Concho Resources (NYSE: CXO), the Texas-based energy company
, was one of the top-performing stocks in the S&P 500 on Wednesday after the company released promising Q4 results before the session that sent the stock up almost 8%. Non-GAAP EPS comfortably beat analyst expectations as did revenue while the latter showed year on year growth of more than 16%. The real headline-grabber, however, was the dividend raise that management announced. It’s one of the most positive signs a company can give to investors and Wall Street and says that they’re confident in the company’s future. And going off this week’s raise, management is super confident.
They declared a $0.20 quarterly dividend which is a full 60% increase on the previous dividend of $0.125. That helps explain why shares gapped up over 3% on Wednesday and kept going right into the session’s close. It’s great news for investors who might now breathe a little easier as it looks like the post-summer recovery might be able to continue.
After trending down 40% from what had been close to all-time highs from October 2018 through last July, the stock took a double hit on the first day of August. Despite solid double-digit percentage growth in revenue, they missed on their earnings per share and a surprise tweet from Trump concerning an increase in tariffs sent energy stocks spiraling. Concho gapped down 20% to start the day and fell as much as 35% from pre-release and pre-tweet levels in the days that followed. There was damage done industry-wide and many names took even more heat, with the likes of Whiting Petroleum (NYSE: WLL) falling close to 40%.

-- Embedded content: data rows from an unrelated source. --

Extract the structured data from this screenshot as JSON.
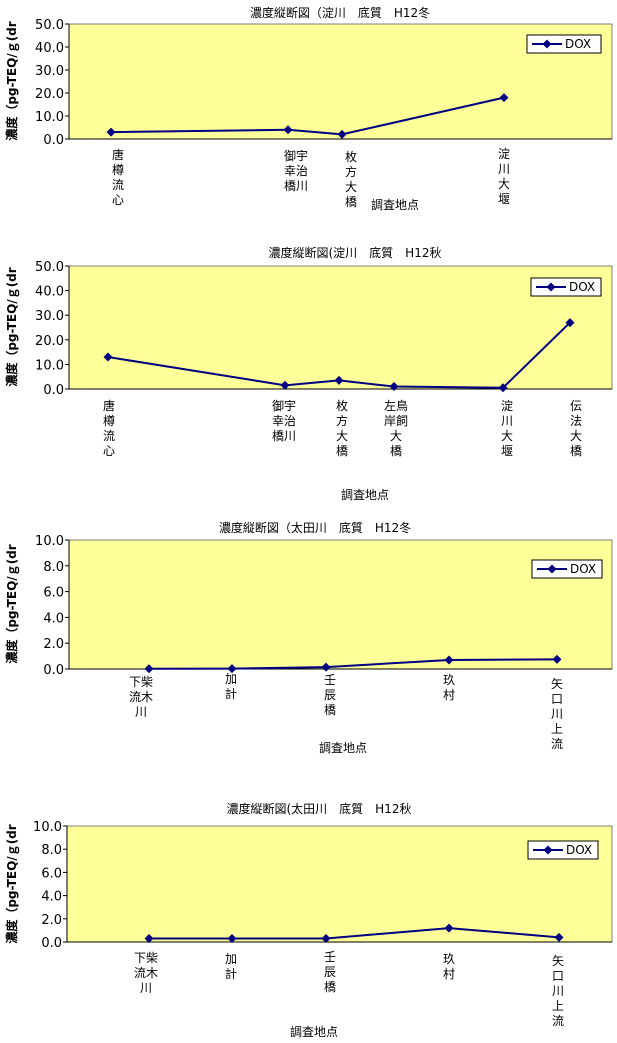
{
  "chart_data": [
    {
      "type": "line",
      "title": "濃度縦断図（淀川　底質　H12冬",
      "ylabel": "濃度（pg-TEQ/ｇ(dr",
      "xlabel": "調査地点",
      "ylim": [
        0,
        50
      ],
      "yticks": [
        "0.0",
        "10.0",
        "20.0",
        "30.0",
        "40.0",
        "50.0"
      ],
      "grid": false,
      "legend": "top-right",
      "categories": [
        [
          "唐",
          "樽",
          "流",
          "心"
        ],
        [
          "御宇",
          "幸治",
          "橋川"
        ],
        [
          "枚",
          "方",
          "大",
          "橋"
        ],
        [
          "淀",
          "川",
          "大",
          "堰"
        ]
      ],
      "x": [
        0,
        4,
        5,
        8
      ],
      "series": [
        {
          "name": "DOX",
          "values": [
            3.0,
            4.0,
            2.0,
            18.0
          ]
        }
      ]
    },
    {
      "type": "line",
      "title": "濃度縦断図(淀川　底質　H12秋",
      "ylabel": "濃度（pg-TEQ/ｇ(dr",
      "xlabel": "調査地点",
      "ylim": [
        0,
        50
      ],
      "yticks": [
        "0.0",
        "10.0",
        "20.0",
        "30.0",
        "40.0",
        "50.0"
      ],
      "grid": false,
      "legend": "top-right",
      "categories": [
        [
          "唐",
          "樽",
          "流",
          "心"
        ],
        [
          "御宇",
          "幸治",
          "橋川"
        ],
        [
          "枚",
          "方",
          "大",
          "橋"
        ],
        [
          "左鳥",
          "岸飼",
          "大",
          "橋"
        ],
        [
          "淀",
          "川",
          "大",
          "堰"
        ],
        [
          "伝",
          "法",
          "大",
          "橋"
        ]
      ],
      "x": [
        0,
        5,
        7,
        9,
        12,
        14
      ],
      "series": [
        {
          "name": "DOX",
          "values": [
            13.0,
            1.5,
            3.5,
            1.0,
            0.5,
            27.0
          ]
        }
      ]
    },
    {
      "type": "line",
      "title": "濃度縦断図（太田川　底質　H12冬",
      "ylabel": "濃度（pg-TEQ/ｇ(dr",
      "xlabel": "調査地点",
      "ylim": [
        0,
        10
      ],
      "yticks": [
        "0.0",
        "2.0",
        "4.0",
        "6.0",
        "8.0",
        "10.0"
      ],
      "grid": false,
      "legend": "top-right",
      "categories": [
        [
          "下柴",
          "流木",
          "川"
        ],
        [
          "加",
          "計"
        ],
        [
          "壬",
          "辰",
          "橋"
        ],
        [
          "玖",
          "村"
        ],
        [
          "矢",
          "口",
          "川",
          "上",
          "流"
        ]
      ],
      "x": [
        0,
        1,
        2,
        3,
        4
      ],
      "series": [
        {
          "name": "DOX",
          "values": [
            0.02,
            0.03,
            0.15,
            0.7,
            0.75
          ]
        }
      ]
    },
    {
      "type": "line",
      "title": "濃度縦断図(太田川　底質　H12秋",
      "ylabel": "濃度（pg-TEQ/ｇ(dr",
      "xlabel": "調査地点",
      "ylim": [
        0,
        10
      ],
      "yticks": [
        "0.0",
        "2.0",
        "4.0",
        "6.0",
        "8.0",
        "10.0"
      ],
      "grid": false,
      "legend": "top-right",
      "categories": [
        [
          "下柴",
          "流木",
          "川"
        ],
        [
          "加",
          "計"
        ],
        [
          "壬",
          "辰",
          "橋"
        ],
        [
          "玖",
          "村"
        ],
        [
          "矢",
          "口",
          "川",
          "上",
          "流"
        ]
      ],
      "x": [
        0,
        1,
        2,
        3,
        4
      ],
      "series": [
        {
          "name": "DOX",
          "values": [
            0.3,
            0.3,
            0.3,
            1.2,
            0.4
          ]
        }
      ]
    }
  ],
  "colors": {
    "plot_background": "#ffff99",
    "series": "#000080",
    "axis": "#000000"
  }
}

Concho shares had managed to recover somewhat in the second half of last year and by the start of January had filled in most of that gap from the first of August with a 46% rally. However, through the start of this week, they’d dipped again and were down 20% from January’s peak recovery level. Wednesday’s action and management’s signals should do a lot to keep the stock on good terms with investors.

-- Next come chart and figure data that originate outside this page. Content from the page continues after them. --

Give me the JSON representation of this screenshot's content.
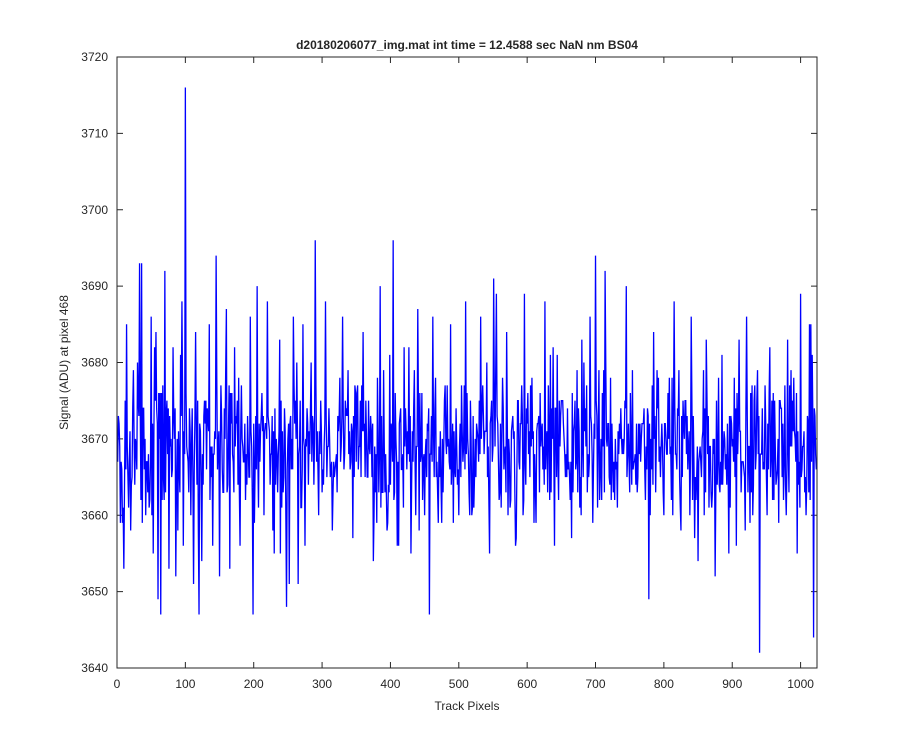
{
  "chart_data": {
    "type": "line",
    "title": "d20180206077_img.mat int time = 12.4588 sec  NaN nm BS04",
    "xlabel": "Track Pixels",
    "ylabel": "Signal (ADU) at pixel 468",
    "xlim": [
      0,
      1024
    ],
    "ylim": [
      3640,
      3720
    ],
    "xticks": [
      0,
      100,
      200,
      300,
      400,
      500,
      600,
      700,
      800,
      900,
      1000
    ],
    "yticks": [
      3640,
      3650,
      3660,
      3670,
      3680,
      3690,
      3700,
      3710,
      3720
    ],
    "grid": false,
    "legend": "none",
    "series": [
      {
        "color": "#0000ff",
        "x_start": 1,
        "x_step": 1,
        "approx_mean": 3669,
        "approx_noise_range": [
          3650,
          3690
        ],
        "anchor_points": [
          [
            1,
            3667
          ],
          [
            5,
            3659
          ],
          [
            10,
            3653
          ],
          [
            14,
            3685
          ],
          [
            20,
            3658
          ],
          [
            30,
            3680
          ],
          [
            33,
            3693
          ],
          [
            36,
            3693
          ],
          [
            42,
            3660
          ],
          [
            50,
            3686
          ],
          [
            53,
            3655
          ],
          [
            57,
            3684
          ],
          [
            60,
            3649
          ],
          [
            62,
            3670
          ],
          [
            64,
            3647
          ],
          [
            66,
            3662
          ],
          [
            70,
            3692
          ],
          [
            76,
            3653
          ],
          [
            82,
            3682
          ],
          [
            86,
            3652
          ],
          [
            95,
            3688
          ],
          [
            100,
            3716
          ],
          [
            101,
            3676
          ],
          [
            105,
            3663
          ],
          [
            112,
            3651
          ],
          [
            115,
            3684
          ],
          [
            120,
            3647
          ],
          [
            128,
            3675
          ],
          [
            135,
            3685
          ],
          [
            140,
            3656
          ],
          [
            145,
            3694
          ],
          [
            150,
            3652
          ],
          [
            160,
            3687
          ],
          [
            165,
            3653
          ],
          [
            172,
            3682
          ],
          [
            180,
            3656
          ],
          [
            188,
            3662
          ],
          [
            195,
            3686
          ],
          [
            199,
            3647
          ],
          [
            205,
            3690
          ],
          [
            215,
            3660
          ],
          [
            220,
            3688
          ],
          [
            230,
            3655
          ],
          [
            238,
            3683
          ],
          [
            248,
            3648
          ],
          [
            252,
            3651
          ],
          [
            258,
            3686
          ],
          [
            265,
            3651
          ],
          [
            272,
            3685
          ],
          [
            280,
            3664
          ],
          [
            290,
            3696
          ],
          [
            295,
            3660
          ],
          [
            305,
            3688
          ],
          [
            315,
            3658
          ],
          [
            330,
            3686
          ],
          [
            345,
            3657
          ],
          [
            360,
            3684
          ],
          [
            375,
            3654
          ],
          [
            385,
            3690
          ],
          [
            395,
            3658
          ],
          [
            404,
            3696
          ],
          [
            412,
            3656
          ],
          [
            420,
            3682
          ],
          [
            430,
            3655
          ],
          [
            440,
            3687
          ],
          [
            450,
            3660
          ],
          [
            457,
            3647
          ],
          [
            462,
            3686
          ],
          [
            475,
            3659
          ],
          [
            488,
            3685
          ],
          [
            500,
            3660
          ],
          [
            510,
            3688
          ],
          [
            520,
            3661
          ],
          [
            532,
            3686
          ],
          [
            545,
            3655
          ],
          [
            551,
            3691
          ],
          [
            555,
            3689
          ],
          [
            560,
            3663
          ],
          [
            570,
            3684
          ],
          [
            584,
            3657
          ],
          [
            596,
            3689
          ],
          [
            610,
            3659
          ],
          [
            626,
            3688
          ],
          [
            640,
            3656
          ],
          [
            652,
            3675
          ],
          [
            665,
            3657
          ],
          [
            680,
            3683
          ],
          [
            692,
            3686
          ],
          [
            700,
            3694
          ],
          [
            708,
            3670
          ],
          [
            714,
            3692
          ],
          [
            725,
            3667
          ],
          [
            745,
            3690
          ],
          [
            760,
            3672
          ],
          [
            775,
            3666
          ],
          [
            778,
            3649
          ],
          [
            785,
            3684
          ],
          [
            800,
            3660
          ],
          [
            815,
            3688
          ],
          [
            825,
            3658
          ],
          [
            840,
            3686
          ],
          [
            850,
            3654
          ],
          [
            862,
            3683
          ],
          [
            875,
            3652
          ],
          [
            885,
            3681
          ],
          [
            895,
            3655
          ],
          [
            910,
            3683
          ],
          [
            921,
            3686
          ],
          [
            930,
            3660
          ],
          [
            940,
            3642
          ],
          [
            946,
            3667
          ],
          [
            955,
            3682
          ],
          [
            968,
            3659
          ],
          [
            981,
            3683
          ],
          [
            995,
            3655
          ],
          [
            1000,
            3689
          ],
          [
            1008,
            3660
          ],
          [
            1015,
            3685
          ],
          [
            1019,
            3644
          ],
          [
            1023,
            3666
          ]
        ]
      }
    ]
  }
}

The company’s CEO, Tim Leach, spoke in detail about his plans to continue delivering returns to investors in the coming quarters; “During the fourth quarter, we delivered strong operational and financial performance, with oil volumes exceeding our guidance range and cash flow from operations totaling $801 million, excluding working capital changes. Our strategic priorities are to grow margins, grow free cash flow, grow distributions and advance our sustainability progress. We are off to a strong start with a disciplined, returns-focused capital program that is expected to increase oil production 10% to 12% year over year on a pro forma basis for asset sales. The capital program also enables us to strengthen distributions to shareholders, with a 60% increase to our quarterly dividend. With improving capital efficiency and a strong foundation of high-margin drilling opportunities, Concho is well-positioned to deliver strong returns for investors.”
Compared to Peers
For an industry that’s been under serious pressure in recent years, Concho’s stock is performing relatively well compared to many of its energy peers. For example, Whiting Petroleum has been unable to arrest the slide that started last July and its shares are down 80% in that time while Concho’s are only down 14%. Compared to many of the big energy names, Concho can hold its head high with a 530% increase in its stock since it IPO’d in 2007. In the same timeframe Chevron (NYSE: CVX) is only up 36%, ConocoPhillips (NYSE: COP) is flat and Exxon (NYSE: XOM) is down 25%. Many other energy names have gone out of business or are on the way out as suppressed energy prices have wreaked havoc with margins and profits.
For now, at least, Concho seems to be weathering the storm as well as any of them and better than most. With management raising the dividend, even with oil prices down 60% from 2008’s high, investors can consider getting involved with a degree of confidence that’s lacking in many other names.